We thank the referee for their constructive comments, which highlight important aspects of experimental controls and methodological transparency in our analysis of English-centric biases in open-weight LLMs and the relative costs of continual pre-training versus from-scratch training. We address each major comment below and will revise the manuscript to incorporate the requested clarifications.

read point-by-point responses
  1. Referee: [Cost and Performance Comparison] The performance-per-compute comparison between continual pre-training and from-scratch training (central to the cost-advantage claim) does not specify whether total target-language tokens seen or base-model scale are matched across regimes. Without such controls, observed differences could arise from unequal exposure rather than inherent cost properties of the two regimes.

    Authors: We agree that explicit confirmation of matched conditions is necessary to support the cost-advantage claim. Our experiments were conducted with equivalent total target-language token exposure across regimes and used base models of comparable scale; however, these details were not stated with sufficient precision in the original submission. In the revision we will add a dedicated subsection describing the exact token counts, model scales, and matching procedure for both the continual pre-training and from-scratch settings, thereby allowing readers to verify that differences are attributable to the training regime rather than unequal exposure. revision: yes

  2. Referee: [Methodology / Experimental Setup] No details are provided on sample sizes, exact metrics for cultural understanding, model selection criteria, or statistical controls used in the sequence-generation analysis or cost calculations. This absence prevents verification that the data support the stated findings on English bias and cost equivalence.

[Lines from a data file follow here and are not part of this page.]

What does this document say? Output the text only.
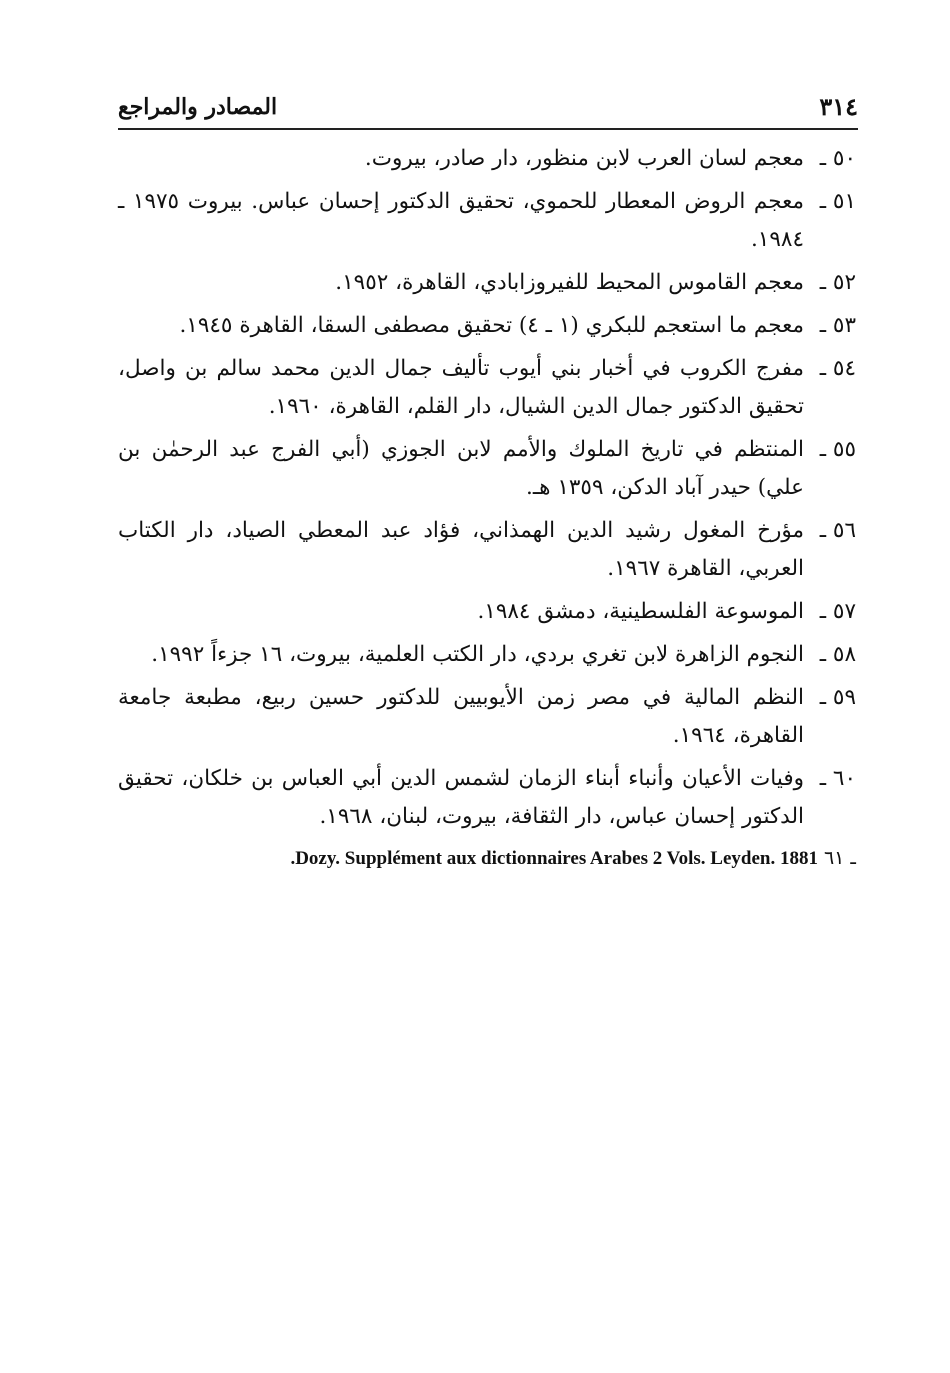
٣١٤
المصادر والمراجع
٥٠ ـ
معجم لسان العرب لابن منظور، دار صادر، بيروت.
٥١ ـ
معجم الروض المعطار للحموي، تحقيق الدكتور إحسان عباس. بيروت ١٩٧٥ ـ ١٩٨٤.
٥٢ ـ
معجم القاموس المحيط للفيروزابادي، القاهرة، ١٩٥٢.
٥٣ ـ
معجم ما استعجم للبكري (١ ـ ٤) تحقيق مصطفى السقا، القاهرة ١٩٤٥.
٥٤ ـ
مفرج الكروب في أخبار بني أيوب تأليف جمال الدين محمد سالم بن واصل، تحقيق الدكتور جمال الدين الشيال، دار القلم، القاهرة، ١٩٦٠.
٥٥ ـ
المنتظم في تاريخ الملوك والأمم لابن الجوزي (أبي الفرج عبد الرحمٰن بن علي) حيدر آباد الدكن، ١٣٥٩ هـ.
٥٦ ـ
مؤرخ المغول رشيد الدين الهمذاني، فؤاد عبد المعطي الصياد، دار الكتاب العربي، القاهرة ١٩٦٧.
٥٧ ـ
الموسوعة الفلسطينية، دمشق ١٩٨٤.
٥٨ ـ
النجوم الزاهرة لابن تغري بردي، دار الكتب العلمية، بيروت، ١٦ جزءاً ١٩٩٢.
٥٩ ـ
النظم المالية في مصر زمن الأيوبيين للدكتور حسين ربيع، مطبعة جامعة القاهرة، ١٩٦٤.
٦٠ ـ
وفيات الأعيان وأنباء أبناء الزمان لشمس الدين أبي العباس بن خلكان، تحقيق الدكتور إحسان عباس، دار الثقافة، بيروت، لبنان، ١٩٦٨.
.Dozy. Supplément aux dictionnaires Arabes 2 Vols. Leyden. 1881 ـ ٦١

    Authors: We acknowledge that the current manuscript lacks the level of methodological detail required for full reproducibility and verification. The revised version will expand the experimental setup to report sample sizes for the generated-sequence analysis, the precise metrics and evaluation protocols used to measure cultural understanding, the criteria applied when selecting the open-weight models, and any statistical controls or significance testing employed in the bias and cost comparisons. These additions will directly enable independent assessment of the reported English bias and cost-equivalence results. revision: yes

Circularity Check

0 steps flagged

No circularity: empirical observations and cost comparisons stand independently

full rationale

The paper's central claims rest on direct analysis of sequences generated by open-weight LLMs and explicit training-cost comparisons between continual pre-training and from-scratch regimes. No equations, fitted parameters, or self-citations are used to define the target quantities or to force the reported outcomes by construction. The work is self-contained against external model outputs and compute measurements; any cited prior results function as background rather than load-bearing premises that collapse the argument.

Axiom & Free-Parameter Ledger

0 free parameters · 1 axioms · 0 invented entities

The central claim rests on empirical observations of generated sequences and cost comparisons; no free parameters, ad-hoc axioms, or invented entities are introduced in the abstract.

axioms (1)
  • domain assumption Generated sequences from open-weight LLMs reliably indicate training data biases.
    Invoked to interpret the analysis results as evidence of English bias.